Five of the seven infection rates were deemed statistically similar from 2021 to 2022, with clinical cases of C. auris showing a significant increase and hospital-onset MRSA a significant decrease.
Antibiotic-resistant bacterial infections are more difficult to treat, often leading to worsened outcomes and forcing clinicians to adjust treatment. The infections can spread in hospitals due to higher exposure to antibiotics and patients’ weakened conditions and are often among the metrics tracked in quality programs.
The CDC noted that it provided funds authorized by the American Rescue Plan Act to over 9,000 healthcare facilities to support infection control and antibiotic stewardship during the pandemic spike.
It also plans to expand its antimicrobial resistance threat and pathogen-specific burden estimates for these and other conditions in the coming years “to guide efforts to combat [antimicrobial resistance],” the CDC wrote.
However, the data release sparked calls for additional federal support for healthcare facilities from one epidemiologist professional society.
“These data and the threat that antimicrobial-resistant infections pose underscore a continued need to sustain investments in CDC programs that advance prevention strategies,” Thomas R. Talbot, III, M.D., president of the Society for Healthcare Epidemiology of America (SHEA) Board of Trustees, said in a release. “Sufficient funding for effective infection monitoring practices, accurate laboratory detection and rapid response are critical to limiting harmful resistant infections.”

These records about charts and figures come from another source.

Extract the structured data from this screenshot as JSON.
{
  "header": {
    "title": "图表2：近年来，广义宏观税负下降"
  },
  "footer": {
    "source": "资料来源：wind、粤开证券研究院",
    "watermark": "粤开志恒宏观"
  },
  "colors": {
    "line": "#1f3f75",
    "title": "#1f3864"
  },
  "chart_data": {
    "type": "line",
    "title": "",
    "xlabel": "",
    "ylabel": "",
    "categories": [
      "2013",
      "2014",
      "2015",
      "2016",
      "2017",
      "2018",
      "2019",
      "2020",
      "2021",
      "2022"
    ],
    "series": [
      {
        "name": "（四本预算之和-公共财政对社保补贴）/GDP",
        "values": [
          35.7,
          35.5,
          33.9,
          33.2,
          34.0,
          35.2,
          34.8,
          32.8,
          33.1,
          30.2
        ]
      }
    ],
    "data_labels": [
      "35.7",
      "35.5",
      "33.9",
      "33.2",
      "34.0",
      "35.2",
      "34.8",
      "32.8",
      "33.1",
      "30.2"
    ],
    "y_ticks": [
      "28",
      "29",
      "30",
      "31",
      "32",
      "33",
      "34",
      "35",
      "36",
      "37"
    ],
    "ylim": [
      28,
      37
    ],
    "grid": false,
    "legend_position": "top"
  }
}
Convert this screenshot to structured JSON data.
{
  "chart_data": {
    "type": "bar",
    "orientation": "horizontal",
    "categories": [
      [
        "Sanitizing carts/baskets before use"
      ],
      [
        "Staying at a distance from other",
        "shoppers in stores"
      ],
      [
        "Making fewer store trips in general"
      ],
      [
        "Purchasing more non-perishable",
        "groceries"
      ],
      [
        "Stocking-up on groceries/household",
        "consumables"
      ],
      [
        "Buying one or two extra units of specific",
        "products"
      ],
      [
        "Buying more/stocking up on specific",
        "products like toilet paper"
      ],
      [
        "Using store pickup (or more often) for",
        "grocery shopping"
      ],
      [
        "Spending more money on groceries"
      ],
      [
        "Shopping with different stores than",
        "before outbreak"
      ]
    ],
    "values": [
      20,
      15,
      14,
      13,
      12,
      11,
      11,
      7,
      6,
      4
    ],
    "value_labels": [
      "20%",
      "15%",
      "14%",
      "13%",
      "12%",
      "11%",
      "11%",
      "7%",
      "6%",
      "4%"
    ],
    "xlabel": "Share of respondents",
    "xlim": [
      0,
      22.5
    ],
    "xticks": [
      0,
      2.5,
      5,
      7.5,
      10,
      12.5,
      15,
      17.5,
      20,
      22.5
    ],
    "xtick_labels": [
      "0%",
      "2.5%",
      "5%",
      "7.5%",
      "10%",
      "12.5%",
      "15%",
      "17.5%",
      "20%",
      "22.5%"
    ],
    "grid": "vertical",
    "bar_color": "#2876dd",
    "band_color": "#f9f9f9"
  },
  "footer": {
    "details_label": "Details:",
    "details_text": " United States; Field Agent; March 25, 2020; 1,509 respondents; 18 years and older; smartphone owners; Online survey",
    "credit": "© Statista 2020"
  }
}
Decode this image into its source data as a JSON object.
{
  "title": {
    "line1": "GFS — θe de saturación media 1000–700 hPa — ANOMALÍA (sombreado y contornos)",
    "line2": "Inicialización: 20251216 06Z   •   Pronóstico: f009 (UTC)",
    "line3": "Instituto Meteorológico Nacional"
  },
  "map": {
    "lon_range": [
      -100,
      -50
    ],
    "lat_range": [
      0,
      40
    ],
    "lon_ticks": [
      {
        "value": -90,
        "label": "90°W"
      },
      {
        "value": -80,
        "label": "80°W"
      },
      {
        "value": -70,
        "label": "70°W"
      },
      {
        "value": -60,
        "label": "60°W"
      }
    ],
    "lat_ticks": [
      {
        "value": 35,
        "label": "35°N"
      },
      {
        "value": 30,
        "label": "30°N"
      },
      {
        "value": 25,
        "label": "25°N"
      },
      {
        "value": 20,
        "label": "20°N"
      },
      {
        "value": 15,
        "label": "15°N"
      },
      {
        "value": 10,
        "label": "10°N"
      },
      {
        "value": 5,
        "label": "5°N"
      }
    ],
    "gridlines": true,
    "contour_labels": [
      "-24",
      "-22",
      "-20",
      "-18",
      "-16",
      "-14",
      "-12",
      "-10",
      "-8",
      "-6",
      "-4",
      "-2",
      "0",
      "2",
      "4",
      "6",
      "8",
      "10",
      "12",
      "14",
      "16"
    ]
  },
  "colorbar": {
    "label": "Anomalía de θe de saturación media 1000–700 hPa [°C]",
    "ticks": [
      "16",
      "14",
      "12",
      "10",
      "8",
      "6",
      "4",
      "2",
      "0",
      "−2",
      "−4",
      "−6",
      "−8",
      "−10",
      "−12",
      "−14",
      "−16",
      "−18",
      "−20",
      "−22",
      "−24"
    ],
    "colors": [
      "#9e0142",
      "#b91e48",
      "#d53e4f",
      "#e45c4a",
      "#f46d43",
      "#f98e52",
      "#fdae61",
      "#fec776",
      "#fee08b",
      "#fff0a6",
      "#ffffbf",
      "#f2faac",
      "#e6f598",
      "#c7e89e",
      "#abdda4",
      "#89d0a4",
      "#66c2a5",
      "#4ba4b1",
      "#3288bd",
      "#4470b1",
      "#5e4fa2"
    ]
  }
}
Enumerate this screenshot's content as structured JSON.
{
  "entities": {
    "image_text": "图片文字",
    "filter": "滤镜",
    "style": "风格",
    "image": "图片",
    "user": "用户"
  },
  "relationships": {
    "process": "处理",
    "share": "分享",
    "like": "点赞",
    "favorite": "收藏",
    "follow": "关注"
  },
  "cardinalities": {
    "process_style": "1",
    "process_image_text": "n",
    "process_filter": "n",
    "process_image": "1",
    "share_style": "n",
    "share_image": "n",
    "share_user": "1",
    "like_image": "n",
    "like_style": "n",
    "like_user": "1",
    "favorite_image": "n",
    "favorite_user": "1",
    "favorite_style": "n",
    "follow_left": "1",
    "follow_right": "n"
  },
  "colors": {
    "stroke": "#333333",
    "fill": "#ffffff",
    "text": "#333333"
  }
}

Talbot’s statement highlighted an FY2025 appropriations bill that passed through the House last week. The bill “unfortunately slashes” the CDC’s funding by 20%, eliminates the Agency for Healthcare Research and Quality and “radically restructure[es]” the National Institutes of Health, he said.
“Enacting these drastic cuts would hinder efforts to combat the advancing threat of antimicrobial resistance. We strongly urge House members to reverse course and build on the investments made in FY2024 and fund the FY2025 bill at a level that meets the needs of our nation’s health. These investments are needed to ensure our work toward fighting antimicrobial resistance is not disrupted.”